First, two caveats: 1) everyone knows how I feel about today’s mercenary professional athletes, and their general lack of sportsmanship, or in many cases, class; and B) other than following the fortunes of my nephew as he pursues his NBA career dream, I generally could care less about the league, but that said…
I am sick of everyone skewering this guy over his decision; and it’s only been twelve hours! He chose to go somewhere else, for whatever reason. It obviously wasn’t money—staying in Cleveland was worth $30 million more to him over five years. Maybe it was opportunity? Maybe it was realizing all that he could be? Maybe it was just that it’s a really screwed up organization and he didn’t want to be a part of it any more?
Has anyone out there ever switched jobs? Left a town, place and people you really loved because it was just "over" there? I did; just a year ago this week. Trust me, it ain’t easy. But I had to do it, regardless of what everyone thought. It wasn’t about money; it was about opportunity and potential. There were a lot of circumstances that most people didn’t realize, and I did what I had to do. People were shocked, angry, confused. But they weren’t in my shoes and they didn’t know all of the facts.
Sound familiar? Less than two months after lambasting the greatest player—maybe ever—in the NBA for NOT winning a title; everyone in Cleveland is surprised that Lebron has left. Well maybe Lebron didn’t have what he needed to fulfill their dream or his for that matter? Maybe it’s deeper than you think.

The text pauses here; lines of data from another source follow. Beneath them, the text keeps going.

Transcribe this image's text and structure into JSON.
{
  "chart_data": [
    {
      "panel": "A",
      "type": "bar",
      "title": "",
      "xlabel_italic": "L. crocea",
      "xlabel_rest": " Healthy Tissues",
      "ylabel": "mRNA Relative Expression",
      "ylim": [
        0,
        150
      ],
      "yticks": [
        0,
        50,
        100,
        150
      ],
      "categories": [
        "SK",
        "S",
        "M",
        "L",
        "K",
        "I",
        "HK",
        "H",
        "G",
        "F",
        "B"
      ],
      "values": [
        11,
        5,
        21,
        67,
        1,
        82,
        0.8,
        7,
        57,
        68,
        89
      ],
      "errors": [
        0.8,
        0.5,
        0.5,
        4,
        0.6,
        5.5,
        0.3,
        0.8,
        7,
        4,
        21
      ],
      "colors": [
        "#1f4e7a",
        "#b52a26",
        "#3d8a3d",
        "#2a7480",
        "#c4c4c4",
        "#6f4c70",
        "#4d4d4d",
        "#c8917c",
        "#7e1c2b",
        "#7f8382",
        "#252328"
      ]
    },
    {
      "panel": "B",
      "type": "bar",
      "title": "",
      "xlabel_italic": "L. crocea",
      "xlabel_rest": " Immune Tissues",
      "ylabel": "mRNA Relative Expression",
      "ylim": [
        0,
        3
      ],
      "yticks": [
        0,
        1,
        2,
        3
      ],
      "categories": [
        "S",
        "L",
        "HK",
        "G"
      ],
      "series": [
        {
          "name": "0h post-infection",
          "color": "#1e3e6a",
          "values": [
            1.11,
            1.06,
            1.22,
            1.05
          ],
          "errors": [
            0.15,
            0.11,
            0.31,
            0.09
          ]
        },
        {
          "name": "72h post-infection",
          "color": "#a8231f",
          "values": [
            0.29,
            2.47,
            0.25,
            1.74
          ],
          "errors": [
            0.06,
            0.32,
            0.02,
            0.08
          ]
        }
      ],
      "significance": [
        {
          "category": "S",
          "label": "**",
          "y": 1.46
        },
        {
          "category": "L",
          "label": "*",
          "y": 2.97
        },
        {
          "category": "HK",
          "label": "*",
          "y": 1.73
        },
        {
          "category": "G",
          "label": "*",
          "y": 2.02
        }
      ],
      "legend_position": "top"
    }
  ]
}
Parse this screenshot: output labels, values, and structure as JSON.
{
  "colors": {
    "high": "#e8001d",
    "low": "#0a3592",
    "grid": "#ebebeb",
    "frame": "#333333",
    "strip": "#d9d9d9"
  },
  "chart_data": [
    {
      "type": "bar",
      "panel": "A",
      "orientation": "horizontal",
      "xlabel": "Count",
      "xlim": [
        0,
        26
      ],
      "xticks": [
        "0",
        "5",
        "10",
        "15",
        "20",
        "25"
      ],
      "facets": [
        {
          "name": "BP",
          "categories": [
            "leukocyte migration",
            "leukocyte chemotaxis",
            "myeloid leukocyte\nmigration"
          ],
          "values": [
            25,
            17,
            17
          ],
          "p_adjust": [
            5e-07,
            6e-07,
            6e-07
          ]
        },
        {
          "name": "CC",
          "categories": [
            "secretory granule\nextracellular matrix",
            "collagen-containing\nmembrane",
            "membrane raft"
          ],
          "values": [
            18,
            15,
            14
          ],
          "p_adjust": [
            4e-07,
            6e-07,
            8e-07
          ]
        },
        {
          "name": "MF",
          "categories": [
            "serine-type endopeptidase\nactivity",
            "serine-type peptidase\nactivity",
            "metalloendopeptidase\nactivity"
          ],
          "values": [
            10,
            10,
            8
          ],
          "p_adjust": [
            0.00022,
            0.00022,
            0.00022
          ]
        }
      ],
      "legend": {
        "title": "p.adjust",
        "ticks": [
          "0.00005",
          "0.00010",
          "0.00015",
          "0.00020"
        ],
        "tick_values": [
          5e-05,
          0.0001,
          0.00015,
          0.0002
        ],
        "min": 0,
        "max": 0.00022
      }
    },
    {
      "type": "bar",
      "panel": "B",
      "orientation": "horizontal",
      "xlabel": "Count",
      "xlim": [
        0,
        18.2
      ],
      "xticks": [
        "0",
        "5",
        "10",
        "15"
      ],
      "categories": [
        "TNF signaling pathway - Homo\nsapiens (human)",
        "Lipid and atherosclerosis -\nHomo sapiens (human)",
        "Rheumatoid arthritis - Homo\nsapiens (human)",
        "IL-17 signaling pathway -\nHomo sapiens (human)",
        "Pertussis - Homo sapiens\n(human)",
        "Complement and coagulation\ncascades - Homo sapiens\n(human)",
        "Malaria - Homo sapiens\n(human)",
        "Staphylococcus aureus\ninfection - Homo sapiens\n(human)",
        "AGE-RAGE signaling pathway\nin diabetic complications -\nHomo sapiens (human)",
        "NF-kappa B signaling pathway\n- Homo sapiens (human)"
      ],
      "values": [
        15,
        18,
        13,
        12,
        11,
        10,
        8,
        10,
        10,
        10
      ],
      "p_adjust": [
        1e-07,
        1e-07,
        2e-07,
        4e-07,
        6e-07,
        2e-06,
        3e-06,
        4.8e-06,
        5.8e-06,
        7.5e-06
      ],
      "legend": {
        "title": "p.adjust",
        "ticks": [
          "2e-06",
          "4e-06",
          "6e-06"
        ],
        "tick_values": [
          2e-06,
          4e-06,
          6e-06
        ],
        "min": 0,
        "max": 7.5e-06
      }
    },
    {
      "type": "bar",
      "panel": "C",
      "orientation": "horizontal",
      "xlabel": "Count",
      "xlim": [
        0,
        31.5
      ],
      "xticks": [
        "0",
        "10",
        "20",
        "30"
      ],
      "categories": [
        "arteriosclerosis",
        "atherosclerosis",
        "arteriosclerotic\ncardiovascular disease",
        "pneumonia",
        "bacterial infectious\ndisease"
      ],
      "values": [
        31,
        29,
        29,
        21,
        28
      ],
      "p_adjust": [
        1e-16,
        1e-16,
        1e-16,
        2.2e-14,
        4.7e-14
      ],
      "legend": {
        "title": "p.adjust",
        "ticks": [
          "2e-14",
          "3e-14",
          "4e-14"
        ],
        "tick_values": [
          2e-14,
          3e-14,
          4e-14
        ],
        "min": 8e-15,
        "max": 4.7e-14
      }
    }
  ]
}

As an aside, take a gander at this link:
This is an actual letter that the owner of the Cavs posted on their official site just minutes after Lebron’s decision. Classless? Crass? Childish? Amateurish? This public letter makes today's professional athletes and their mercenary approach look like Cary Grant in 1955, wearing a tuxedo and sipping a chilly martini with Ingrid Bergman at his side.
And enough already about narcissism and ego. I haven’t seen Lebron on ESPN pimping his case. I’ve seen fans rallying in four major cities and TV coverage and news updates and “Lebron Watch” and hourly reports for weeks. He didn’t ask for this or produce any of it; and every time I’ve seen him asked I’ve seen him respond “I’m considering the options and will make an announcement when I’ve decided.” He was making a decision. Is it narcissistic that he held a press conference? Everyone does when they make a decision like this. ESPN’s the one that covered it in primetime. How many people watched? Why is that Lebron’s fault? Keep in mind, this is probably one of the four or five most recognizable people on the planet. Narcissism as an adjective in this scenario is about 4000 mileposts back.
Here’s what I know: this kid (yeah, he’s 25) came to the NBA at the age of 18, and starting with day one, he’s averaged 28 points and 7 assists per game. From his first game in this league at the age of 18. He’s very good. He gave his hometown a shot, and it didn’t work out. Did they do everything they could to support him? Well, they did sign an aging and over the hill Shaquille O’Neal this year to help bring Lebron and Cleveland their title. Wow. Underwhelming.
I feel bad for Cleveland. But just like when the Browns left—which completely sucked by the way—maybe everything they could have done to keep them wasn’t. All Art Modell wanted was the same kind of stadium/deal that every other team in the league was getting. He was losing money. And after he left, the city got together and made that happen for their “next” franchise. You like the tradition and history and team so much, why not get that done before they leave?
So, while I’m the last guy to sing the praises of today’s professional athlete, I’m also an objective realist. We’ve all created this landscape; these guys are the ones that are playing in it. Sometimes we get exactly what we deserve.
Good luck Lebron. Tough call, and I wish you all the best.